Kenya agrees free trade agreement with Britain

Kenya and United Kingdom have agreed on a free trade agreement, paving way for the deepening of trade relations between the two countries.

A statement released by British High Commission to Kenya noted that Kenya will likely be the sixth bilateral trade deal in Africa, which will allow British and Kenyan companies to expand on trade already worth £1.4 billion (sh200 billion) a year.

“The UK-Kenya Free Trade Agreement, once signed, will guarantee tariff-free access to both markets. It was agreed during a virtual meeting of senior Government of Kenya Cabinet Secretaries and UK Government Ministers on Tuesday”, the statement read in part.

The Kenyan team was led by Cabinet Secretaries Fred Matiangi and Betty Maina, while for the UK it was led by the Minister for Africa, James Duddridge, International Trade Minister, Ranil Jayawardena and the Prime Minister’s Trade Envoy to Kenya, Theo Clarke.

The UK’s International Trade Minister, Ranil Jayawardena, said “I’m delighted we’ve reached a trade agreement with Kenya. This deal gives businesses the certainty that they’ll be able to continue trading as they do now, supporting jobs and livelihoods in both our countries.”

Kenya’s biggest imports from the UK include vehicles, pharmaceuticals and paper – worth almost £800 million (sh133 billion) – while the UK’s biggest imports include tea, coffee, vegetables, and flowers.

Jane Marriott, the British High Commissioner to Kenya, said “I’m delighted we’ve been able to conclude this trade agreement, which lays the foundations to expand our trade in future. Whether it is in tea, horticulture, pharmaceuticals, or vehicles, trade between our countries continues to grow. It’s fantastic we’ve been able to complete negotiations so quickly and we look forward to working with the Government of Kenya to build on this in the years ahead.”
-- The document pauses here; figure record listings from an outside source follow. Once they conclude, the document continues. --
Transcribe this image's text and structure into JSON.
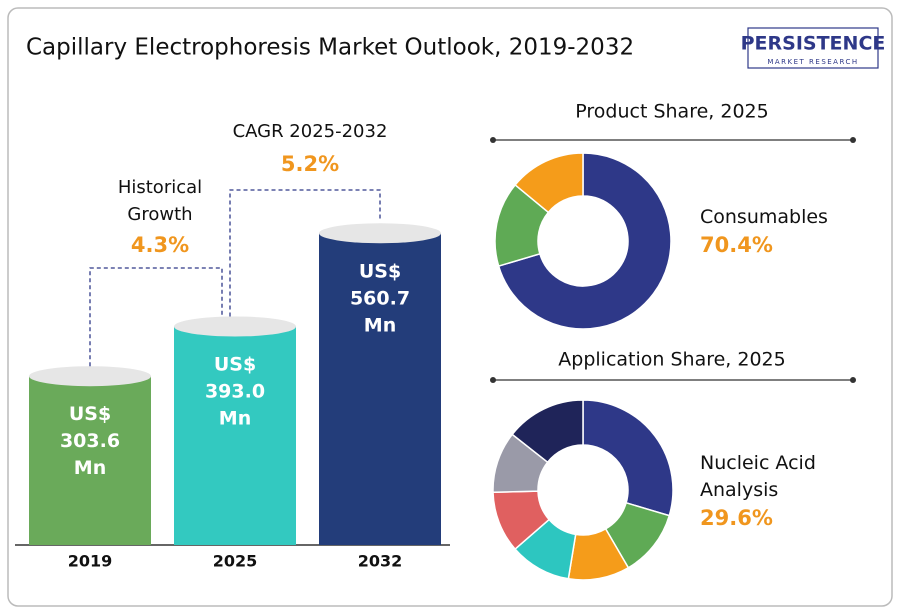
{
  "title": "Capillary Electrophoresis Market Outlook, 2019-2032",
  "logo": {
    "name": "PERSISTENCE",
    "tagline": "MARKET RESEARCH"
  },
  "chart_data": [
    {
      "type": "bar",
      "categories": [
        "2019",
        "2025",
        "2032"
      ],
      "values": [
        303.6,
        393.0,
        560.7
      ],
      "value_labels": [
        "US$ 303.6 Mn",
        "US$ 393.0 Mn",
        "US$ 560.7 Mn"
      ],
      "colors": [
        "#6aaa5a",
        "#33c9c0",
        "#233d7a"
      ],
      "annotations": [
        {
          "text": "Historical Growth",
          "value_label": "4.3%"
        },
        {
          "text": "CAGR 2025-2032",
          "value_label": "5.2%"
        }
      ]
    },
    {
      "type": "donut",
      "title": "Product Share, 2025",
      "categories": [
        "Consumables",
        null,
        null
      ],
      "values": [
        70.4,
        15.6,
        14.0
      ],
      "value_labels": [
        "70.4%",
        null,
        null
      ],
      "colors": [
        "#2e3888",
        "#5faa55",
        "#f59c1a"
      ]
    },
    {
      "type": "donut",
      "title": "Application Share, 2025",
      "categories": [
        "Nucleic Acid Analysis",
        null,
        null,
        null,
        null,
        null,
        null
      ],
      "values": [
        29.6,
        12,
        11,
        11,
        11,
        11,
        14.4
      ],
      "value_labels": [
        "29.6%",
        null,
        null,
        null,
        null,
        null,
        null
      ],
      "colors": [
        "#2e3888",
        "#5faa55",
        "#f59c1a",
        "#2dc6c0",
        "#e06060",
        "#9a9aa8",
        "#1f2459"
      ]
    }
  ]
}
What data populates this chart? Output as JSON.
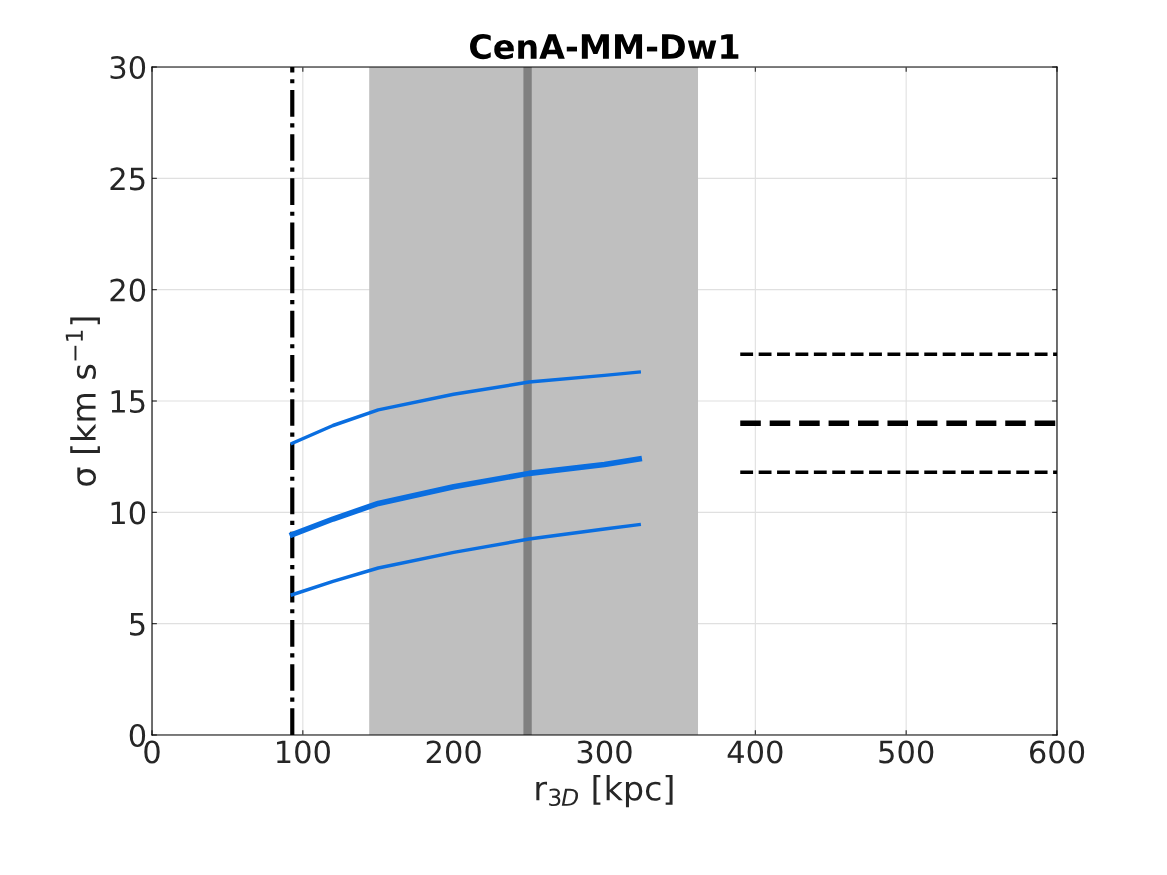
{
  "chart_data": {
    "type": "line",
    "title": "CenA-MM-Dw1",
    "xlabel": "r$_{3D}$ [kpc]",
    "ylabel": "σ [km s$^{−1}$]",
    "xlim": [
      0,
      600
    ],
    "ylim": [
      0,
      30
    ],
    "xticks": [
      0,
      100,
      200,
      300,
      400,
      500,
      600
    ],
    "yticks": [
      0,
      5,
      10,
      15,
      20,
      25,
      30
    ],
    "grid": true,
    "legend": false,
    "series": [
      {
        "color": "#0a6ee0",
        "line_style": "solid",
        "x": [
          93,
          120,
          150,
          200,
          250,
          300,
          323
        ],
        "values": [
          13.1,
          13.9,
          14.6,
          15.3,
          15.85,
          16.15,
          16.3
        ]
      },
      {
        "color": "#0a6ee0",
        "line_style": "solid",
        "x": [
          93,
          120,
          150,
          200,
          250,
          300,
          323
        ],
        "values": [
          9.0,
          9.7,
          10.4,
          11.15,
          11.75,
          12.15,
          12.4
        ]
      },
      {
        "color": "#0a6ee0",
        "line_style": "solid",
        "x": [
          93,
          120,
          150,
          200,
          250,
          300,
          323
        ],
        "values": [
          6.3,
          6.9,
          7.5,
          8.2,
          8.8,
          9.25,
          9.45
        ]
      },
      {
        "color": "#000000",
        "line_style": "dashed",
        "x": [
          390,
          600
        ],
        "values": [
          17.1,
          17.1
        ]
      },
      {
        "color": "#000000",
        "line_style": "dashed",
        "x": [
          390,
          600
        ],
        "values": [
          14.0,
          14.0
        ]
      },
      {
        "color": "#000000",
        "line_style": "dashed",
        "x": [
          390,
          600
        ],
        "values": [
          11.8,
          11.8
        ]
      }
    ],
    "bands": [
      {
        "axis": "x",
        "from": 144,
        "to": 362,
        "color": "#bfbfbf"
      }
    ],
    "ref_lines": [
      {
        "axis": "x",
        "value": 249,
        "color": "#808080",
        "line_style": "solid"
      },
      {
        "axis": "x",
        "value": 93,
        "color": "#000000",
        "line_style": "dashdot"
      }
    ]
  }
}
The UK-Kenya trade agreement avoids tariffs on key goods imported to the UK each year; 35,000 tons of vegetables, nine percent of all flowers and 43 percent of all tea.

More than 150 British companies operate in Kenya. For example, 70 percent of all tournament-grade dartboards globally are produced in Kenya. UK dartboards manufacturer Nodor Darts in Athi River produces approximately 10,000 dartboards weekly.

The statement further noted that the deal includes clauses to allow other East Africa Community states to join in the future.